Monday, December 05, 2005

Watch Out For Momma Bear!

Was at the store today -- the natural foods, all organic, happy, mellow people store. I bought a red onion. Oh, and some chocolate soy pudding, which pretty much covers all the necessities of life don't you think? Actually, I went for supplements that were on sale BOGO, but they didn't have what we needed.


My mother (and, DD's Grandma) went to a different place to inquire when the next shipment of supplements would be in. My 6 y.o. DD and I stood in line behind another *ahem* older woman and evidently, DD didn't notice that Gram had moved away, so she snuggled up to the lady in front of us, who looked enough like Gram from the back (same color hair, some color jacket) that DD didn't notice her error.

Until, that is, this wonderful grandmotherly woman turned, glared down her long skinny Wicked Witch of the West nose and -- in her best snobbish tone -- said to DD, "Excu-u-u-u-u-u-u-u-se me?" and then just stared until I moved my shocked and horrified daughter back a few inches.

DD was mortified (you'd have to know her to really understand) and I was *ahem again* p***ed off at the woman's attitude.
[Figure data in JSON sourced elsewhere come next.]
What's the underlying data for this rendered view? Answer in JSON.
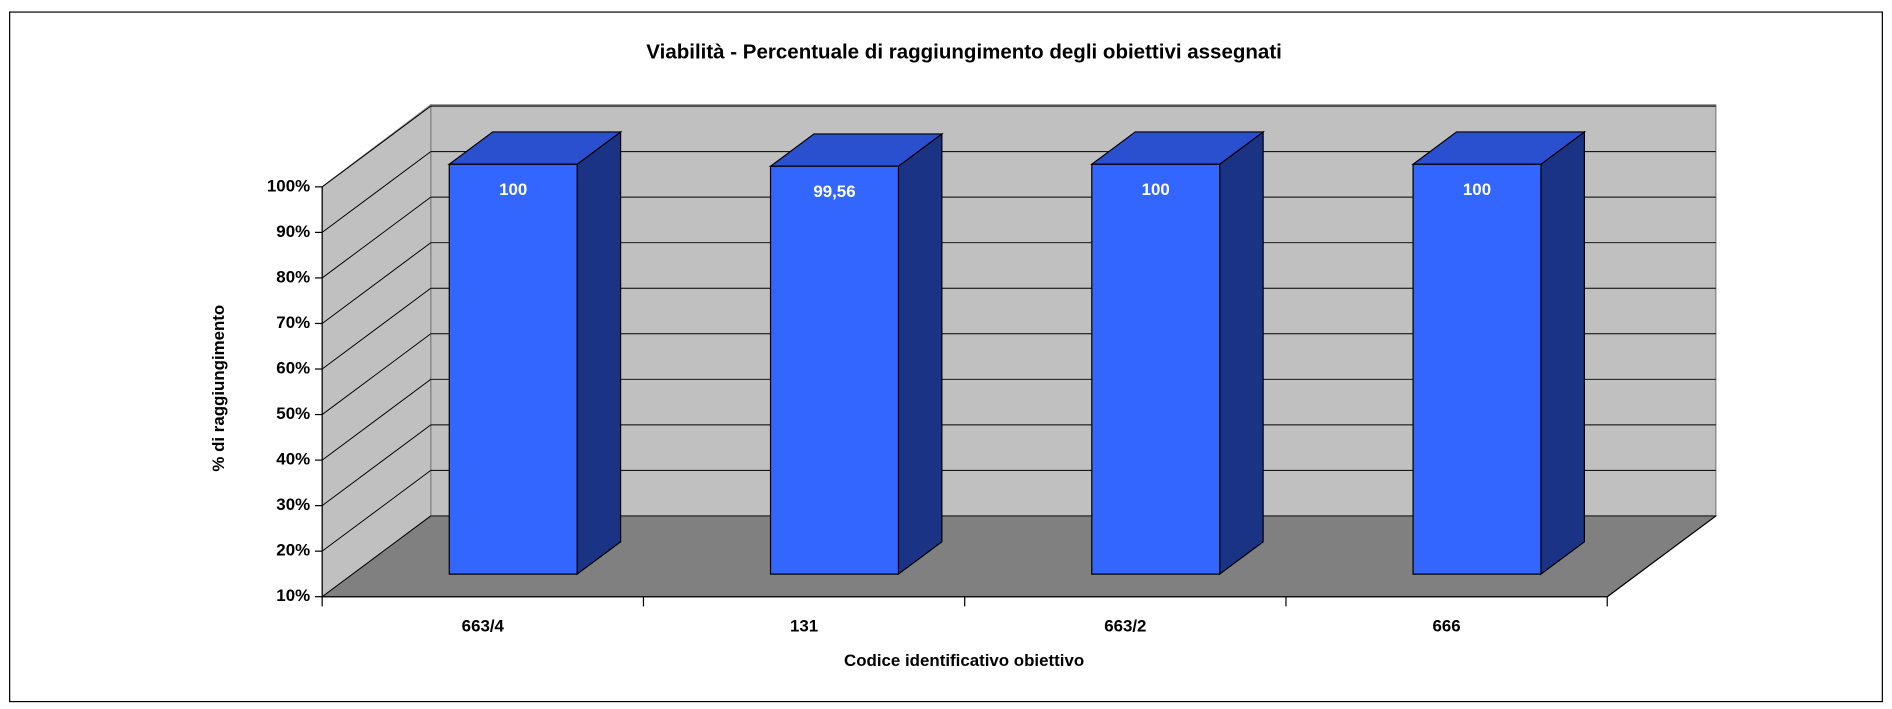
{
  "chart_data": {
    "type": "bar",
    "title": "Viabilità - Percentuale di raggiungimento degli obiettivi assegnati",
    "x_label": "Codice identificativo obiettivo",
    "y_label": "% di raggiungimento",
    "categories": [
      "663/4",
      "131",
      "663/2",
      "666"
    ],
    "values": [
      100,
      99.56,
      100,
      100
    ],
    "value_labels": [
      "100",
      "99,56",
      "100",
      "100"
    ],
    "color": "#3366ff",
    "ylim": [
      10,
      100
    ],
    "yticks": [
      {
        "value": 10,
        "label": "10%"
      },
      {
        "value": 20,
        "label": "20%"
      },
      {
        "value": 30,
        "label": "30%"
      },
      {
        "value": 40,
        "label": "40%"
      },
      {
        "value": 50,
        "label": "50%"
      },
      {
        "value": 60,
        "label": "60%"
      },
      {
        "value": 70,
        "label": "70%"
      },
      {
        "value": 80,
        "label": "80%"
      },
      {
        "value": 90,
        "label": "90%"
      },
      {
        "value": 100,
        "label": "100%"
      }
    ],
    "grid": true
  }
}
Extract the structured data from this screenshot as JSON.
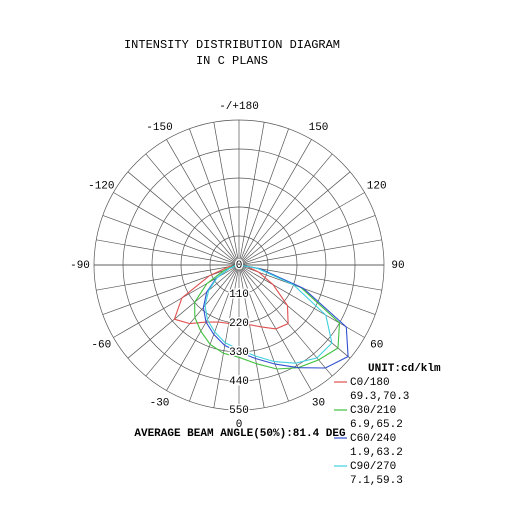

I wanted to cuff her. Really. No one hurts my kid's feelings. Grrrrrr...

But, sanity reigned, and instead of backhanding the heartless wench, I changed lines.

Still, it was a close thing.

I may have to kill her off in my next book. Painfully.


Judy said...

Let's brainstorm on ways to do it! I don't understand people who don't like kids... or, even if they do, are rude to them. Grumpy old witch!! I bet she carries poisoned apples in her bag, too.

Marianne Arkins said...

Thanks for the offer, Judy. Pam says she'll help, too! Woo Hoo!